Take a look at the Table on page 6
http://www.pwc.com/ca/en/tax/publications/pwc-tax-guide-car-expenses-benefits-2014-02-10.pdf

Minor repairs and mainteance items would be considered operating expenses. New replacement tires would be considered a maintaince item IMO. Other maintenance items would include things like brake repairs, oil changes, fluids, etc. There would be some grey areas between what the CRA considers minor (operating expense) versus major repairs (capital cost). A minor repair would likely be something like a new muffler, replaced radiator, etc. while a major repair might be a new or rebuilt $6500 transmission. That would be my guess.

A new set of winter tires would likely fall under maintenance but I can see how some might view it as a capital cost. This would be worth confirming with an accountant or tax professional.

The CRA doesn't appear to give great examples for auto expenses.


----------



## domelight (Oct 12, 2012)

joncnca said:


> this page outlines current vs capital expenses for properties
> 
> http://www.cra-arc.gc.ca/tx/bsnss/tpcs/rntl/crcp-eng.html
> 
> ...


 Expense vs. improvement is actually very simple. Just ask your self is it better then what was originally there in its original state. here are a couple of examples.

1. a Building built in 1950 had a wooden roof. Now sixty some year's later you put on another wooden roof, that is the same quality wood that was originally there in 1950. This is a repair.
--lets say you put a steel roof on the building, then that is an improvement.

2. Lets say you blow the engine on a ten year old car and the car had a 3.1 liter engine. as long as you replace it with a similar or lower quality engine, it is a repair regardless of cost. 
-- However if you put a a 3.8 liter engine in the vehicle then that is an improvement.

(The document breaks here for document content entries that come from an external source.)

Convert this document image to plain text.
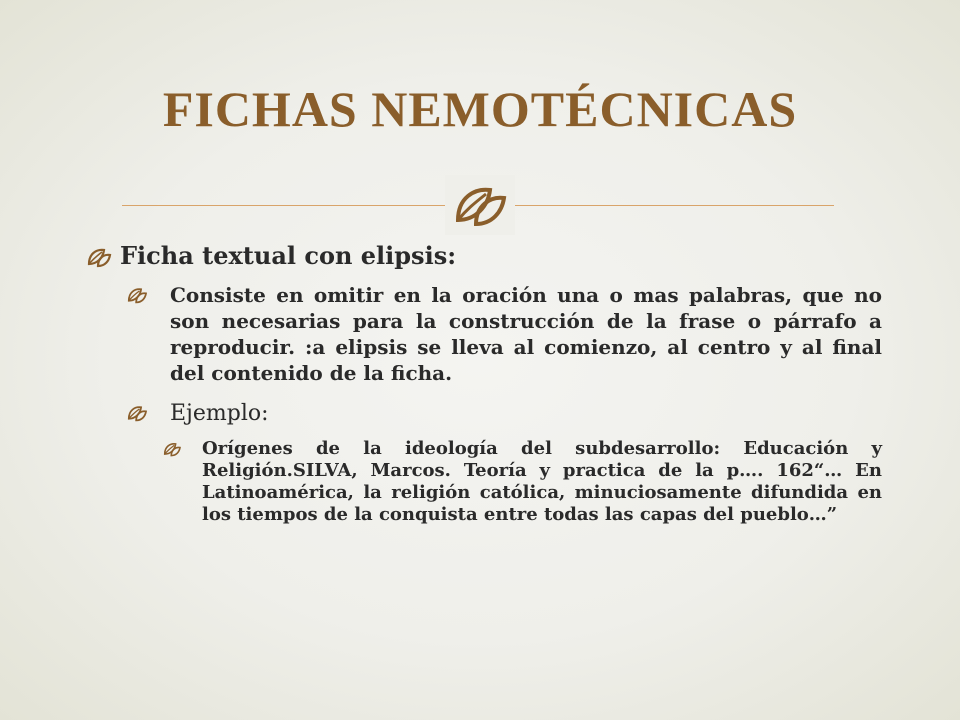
FICHAS NEMOTÉCNICAS
Ficha textual con elipsis:
Consiste en omitir en la oración una o mas palabras, que no son necesarias para la construcción de la frase o párrafo a reproducir. :a elipsis se lleva al comienzo, al centro y al final del contenido de la ficha.
Ejemplo:
Orígenes de la ideología del subdesarrollo: Educación y Religión.SILVA, Marcos. Teoría y practica de la p…. 162“… En Latinoamérica, la religión católica, minuciosamente difundida en los tiempos de la conquista entre todas las capas del pueblo…”
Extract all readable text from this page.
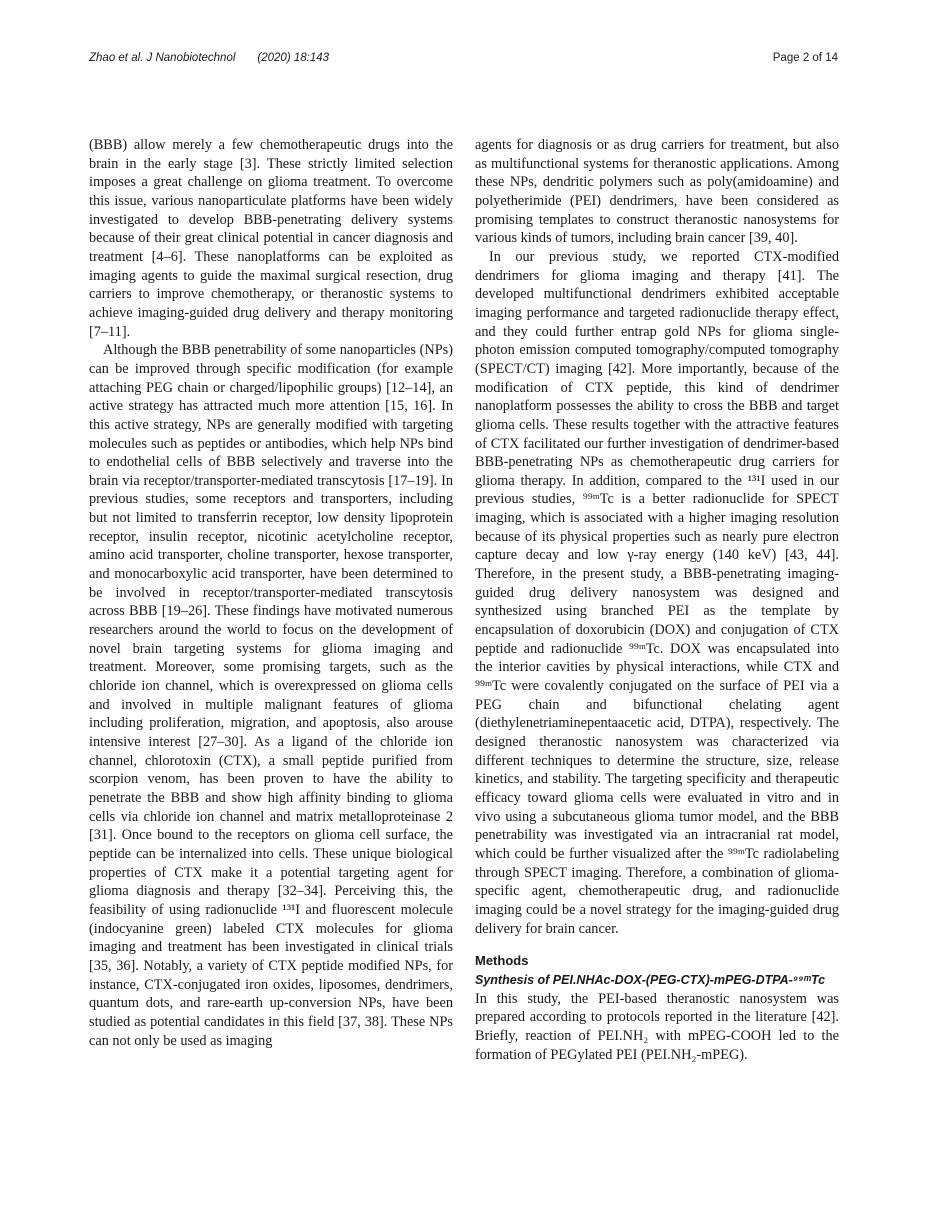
Zhao et al. J Nanobiotechnol (2020) 18:143	Page 2 of 14

(BBB) allow merely a few chemotherapeutic drugs into the brain in the early stage [3]. These strictly limited selection imposes a great challenge on glioma treatment. To overcome this issue, various nanoparticulate platforms have been widely investigated to develop BBB-penetrating delivery systems because of their great clinical potential in cancer diagnosis and treatment [4–6]. These nanoplatforms can be exploited as imaging agents to guide the maximal surgical resection, drug carriers to improve chemotherapy, or theranostic systems to achieve imaging-guided drug delivery and therapy monitoring [7–11].

Although the BBB penetrability of some nanoparticles (NPs) can be improved through specific modification (for example attaching PEG chain or charged/lipophilic groups) [12–14], an active strategy has attracted much more attention [15, 16]. In this active strategy, NPs are generally modified with targeting molecules such as peptides or antibodies, which help NPs bind to endothelial cells of BBB selectively and traverse into the brain via receptor/transporter-mediated transcytosis [17–19]. In previous studies, some receptors and transporters, including but not limited to transferrin receptor, low density lipoprotein receptor, insulin receptor, nicotinic acetylcholine receptor, amino acid transporter, choline transporter, hexose transporter, and monocarboxylic acid transporter, have been determined to be involved in receptor/transporter-mediated transcytosis across BBB [19–26]. These findings have motivated numerous researchers around the world to focus on the development of novel brain targeting systems for glioma imaging and treatment. Moreover, some promising targets, such as the chloride ion channel, which is overexpressed on glioma cells and involved in multiple malignant features of glioma including proliferation, migration, and apoptosis, also arouse intensive interest [27–30]. As a ligand of the chloride ion channel, chlorotoxin (CTX), a small peptide purified from scorpion venom, has been proven to have the ability to penetrate the BBB and show high affinity binding to glioma cells via chloride ion channel and matrix metalloproteinase 2 [31]. Once bound to the receptors on glioma cell surface, the peptide can be internalized into cells. These unique biological properties of CTX make it a potential targeting agent for glioma diagnosis and therapy [32–34]. Perceiving this, the feasibility of using radionuclide ¹³¹I and fluorescent molecule (indocyanine green) labeled CTX molecules for glioma imaging and treatment has been investigated in clinical trials [35, 36]. Notably, a variety of CTX peptide modified NPs, for instance, CTX-conjugated iron oxides, liposomes, dendrimers, quantum dots, and rare-earth up-conversion NPs, have been studied as potential candidates in this field [37, 38]. These NPs can not only be used as imaging

agents for diagnosis or as drug carriers for treatment, but also as multifunctional systems for theranostic applications. Among these NPs, dendritic polymers such as poly(amidoamine) and polyetherimide (PEI) dendrimers, have been considered as promising templates to construct theranostic nanosystems for various kinds of tumors, including brain cancer [39, 40].

In our previous study, we reported CTX-modified dendrimers for glioma imaging and therapy [41]. The developed multifunctional dendrimers exhibited acceptable imaging performance and targeted radionuclide therapy effect, and they could further entrap gold NPs for glioma single-photon emission computed tomography/computed tomography (SPECT/CT) imaging [42]. More importantly, because of the modification of CTX peptide, this kind of dendrimer nanoplatform possesses the ability to cross the BBB and target glioma cells. These results together with the attractive features of CTX facilitated our further investigation of dendrimer-based BBB-penetrating NPs as chemotherapeutic drug carriers for glioma therapy. In addition, compared to the ¹³¹I used in our previous studies, ⁹⁹ᵐTc is a better radionuclide for SPECT imaging, which is associated with a higher imaging resolution because of its physical properties such as nearly pure electron capture decay and low γ-ray energy (140 keV) [43, 44]. Therefore, in the present study, a BBB-penetrating imaging-guided drug delivery nanosystem was designed and synthesized using branched PEI as the template by encapsulation of doxorubicin (DOX) and conjugation of CTX peptide and radionuclide ⁹⁹ᵐTc. DOX was encapsulated into the interior cavities by physical interactions, while CTX and ⁹⁹ᵐTc were covalently conjugated on the surface of PEI via a PEG chain and bifunctional chelating agent (diethylenetriaminepentaacetic acid, DTPA), respectively. The designed theranostic nanosystem was characterized via different techniques to determine the structure, size, release kinetics, and stability. The targeting specificity and therapeutic efficacy toward glioma cells were evaluated in vitro and in vivo using a subcutaneous glioma tumor model, and the BBB penetrability was investigated via an intracranial rat model, which could be further visualized after the ⁹⁹ᵐTc radiolabeling through SPECT imaging. Therefore, a combination of glioma-specific agent, chemotherapeutic drug, and radionuclide imaging could be a novel strategy for the imaging-guided drug delivery for brain cancer.

Methods
Synthesis of PEI.NHAc-DOX-(PEG-CTX)-mPEG-DTPA-⁹⁹ᵐTc

In this study, the PEI-based theranostic nanosystem was prepared according to protocols reported in the literature [42]. Briefly, reaction of PEI.NH₂ with mPEG-COOH led to the formation of PEGylated PEI (PEI.NH₂-mPEG).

Defining a repair vs. an improvement is way to often related to cost, when it should solely be related to original quality of what is being replaced.

Let's say your did replace an engine and spent $ 6,000. CRA will usually try to say the this is a capital improvement, however if it meets the guidelines above then you are within the ITA to claim it as an expense. Should they question you don't be afraid to challenge them, ask them to show you the section of the act that applies and argue your position.

P.S. Winter tires are an expense as they do not individually improve the overall quality of the vehicle in its original state.


----------



## joncnca (Jul 12, 2009)

thanks, guys.

i'll try and keep to some of those guiding principles and see if it gets me through everything that comes up.


----------